Internally, Amedisys isn’t waiting around for Congress to act, however. The company has taken various steps to refine how it delivers care with PDGM in mind, including working closely with predictive analytics firm Medalogix and making sure its RNs and LPNs are operating at the top of their licenses.
“The message here is, either way — should PDGM be implemented as is or if a bill prohibiting behavioral assumptions passed — we will be successful under the new payment model,” Kusserow said. “Amedisys will not only survive, but thrive.”
Executives from Encompass Health Corp. (NYSE: EHC) echoed similar remarks on a Tuesday earnings call, particularly regarding PDGM and 2020 M&A activity.

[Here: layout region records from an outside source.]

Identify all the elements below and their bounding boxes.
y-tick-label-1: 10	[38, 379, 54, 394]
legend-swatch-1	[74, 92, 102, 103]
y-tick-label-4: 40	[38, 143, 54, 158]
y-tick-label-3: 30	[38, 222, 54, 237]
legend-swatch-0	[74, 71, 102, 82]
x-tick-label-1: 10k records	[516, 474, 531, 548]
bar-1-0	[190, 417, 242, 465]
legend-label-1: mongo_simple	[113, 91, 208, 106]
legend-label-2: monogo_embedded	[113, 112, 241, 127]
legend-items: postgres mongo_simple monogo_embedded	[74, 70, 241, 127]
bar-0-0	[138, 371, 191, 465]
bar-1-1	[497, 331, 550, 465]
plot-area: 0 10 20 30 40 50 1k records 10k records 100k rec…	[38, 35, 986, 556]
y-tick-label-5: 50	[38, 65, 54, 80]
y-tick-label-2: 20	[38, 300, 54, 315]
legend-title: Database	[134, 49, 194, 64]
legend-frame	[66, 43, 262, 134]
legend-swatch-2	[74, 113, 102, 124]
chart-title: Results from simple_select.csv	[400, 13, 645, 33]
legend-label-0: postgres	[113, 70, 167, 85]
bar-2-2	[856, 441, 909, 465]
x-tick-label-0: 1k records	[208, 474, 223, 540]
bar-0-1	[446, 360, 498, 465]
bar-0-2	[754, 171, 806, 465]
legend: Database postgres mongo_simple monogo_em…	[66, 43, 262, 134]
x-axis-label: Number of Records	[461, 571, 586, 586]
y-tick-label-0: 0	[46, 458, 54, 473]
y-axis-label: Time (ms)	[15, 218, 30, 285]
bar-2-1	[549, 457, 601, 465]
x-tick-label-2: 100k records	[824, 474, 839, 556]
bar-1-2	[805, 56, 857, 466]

“We’re looking at markets where we think there’s going to be some geographic disruption across the industry, so we’re looking at opportunities for growth and expansion in those markets for our organization … ,” April Anthony, CEO of Encompass Health’s home health and hospice division, said. “We think we’ll fare better in those down markets than others will.”
On July 25, Amedisys and ClearCare Inc. announced the two were teaming up to establish a nationwide network of personal care agencies that work with Amedisys, allowing the home health giant to scale its personal care capabilities without direct acquisitions.
Already, more than 300 non-Amedisys agencies representing 32,000 caregivers in 39 states have joined the partnership, according to Kusserow.
“Our agreement with ClearCare creates an opportunity to establish a network partnership between Amedisys and personal care agencies using ClearCare in order to better coordinate patient care,” he said. “Long term, this allows us to build a nationwide network of personal care agencies and furthers our efforts to provide patients with a true care continuum in the home.”
Of Amedisys’s $498.5 million in Q2 2019 total revenue, just $21.1 million came from personal care services. In comparison, home health and hospice accounted for $318.6 million and $158.7 million, respectively.
Apart from its ClearCare partnership, Kusserow also provided color on emerging expansion efforts in New York.
The company announced earlier this week that it had signed a definitive agreement to acquire regulatory assets allowing Amedisys to conduct home health care operations in more counties in New York. Specifically, Amedisys is acquiring the right to operate certified home health care services from Permier Home Health Care Serevices Inc. in Westchester, Bronx and New York counties.
The move will allow Amedisys to ramp up its de novos in the area, Kusserow said.
Overall, Amedisys revenues came in 1.6% above consensus estimates, with EBITDA of $61.4 million more than 20% higher than Wall Street expectations, according to a Baird research note shared with HHCN.
“Relative to our model, the revenue upside was primarily driven by Home Health but underlying volume trends in both segments were good,” the note states. “Additionally, both segments beat our margin estimates, supported by various efficiency initiatives (labor mix in Home Health), good expense management, and perhaps higher contribution from the [Compassionate Care Hospice] acquisition (for Hospice).”